L’analisi della partita è affidata a coach Giorgio Salvemini, che ripercorre gli ultimi giorni non semplici, per lui e per la squadra, a causa di un problema fisico che ha costretto l'allenatore alle stampelle e a restare seduto in panchina per tutta la gara: “La squadra ha dato un’altra grande dimostrazione di caparbietà e voglia di giocarsi tutte le proprie chance. Arrivavamo da una settimana particolare, i ragazzi hanno però dimostrato di avere grandi valori, così come gli assistenti, straordinari nel preparare al meglio la partita. Questo è ciò che abbiamo costruito durante la stagione e che mi porto dietro oltre il risultato finale del campo”.
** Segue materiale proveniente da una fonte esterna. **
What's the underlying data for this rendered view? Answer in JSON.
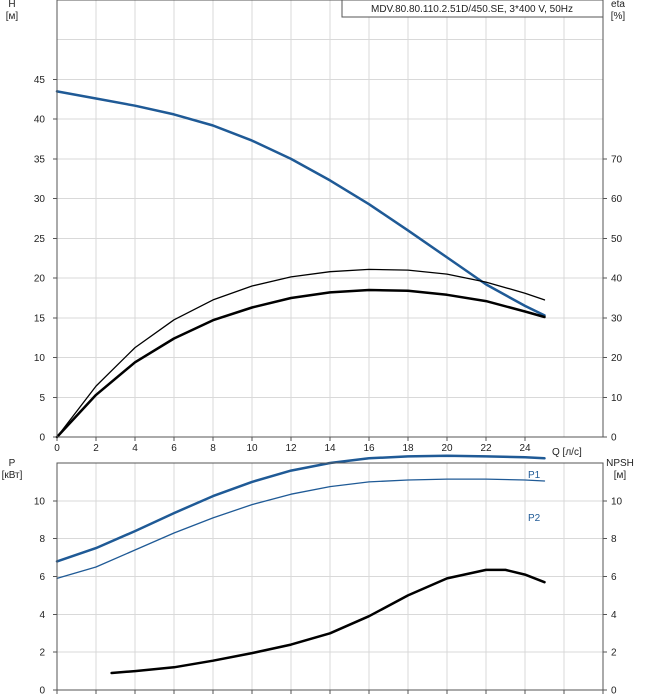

Tornando sulla sfida di sabato sera al PalaBakery, Salvemini indica con precisione il momento decisivo per la vittoria dei veneti e la sconfitta biancorossa: “Vanno fatti i complimenti a Vicenza perché ha giocato una partita di grande solidità e fisicità. Da parte nostra, abbiamo avuto un momento di sbandamento nella seconda metà del primo quarto, quando abbiamo subito 20 punti in 5 minuti e da quel momento siamo sempre stati costretti a rincorrere. Ogni volta che riuscivamo a rientrare a -8 o a -7, i giocatori esperti di Vicenza hanno fatto la differenza”.
Nonostante questo e la grande precisione vicentina dall’arco, Piacenza è rimasta in partita praticamente fino agli ultimi minuti: “A livello statistico, abbiamo retto il confronto in ogni voce. A parte il tiro da tre punti, dove Vicenza ha avuto una percentuale del 57%, forte di una circolazione di palla che non ci ha mai permesso di restare accoppiati e dimostrare la nostra qualità difensiva per arginare le loro bocche da fuoco. Ripartiamo a testa bassa, cercando di andare oltre i nostri limiti”.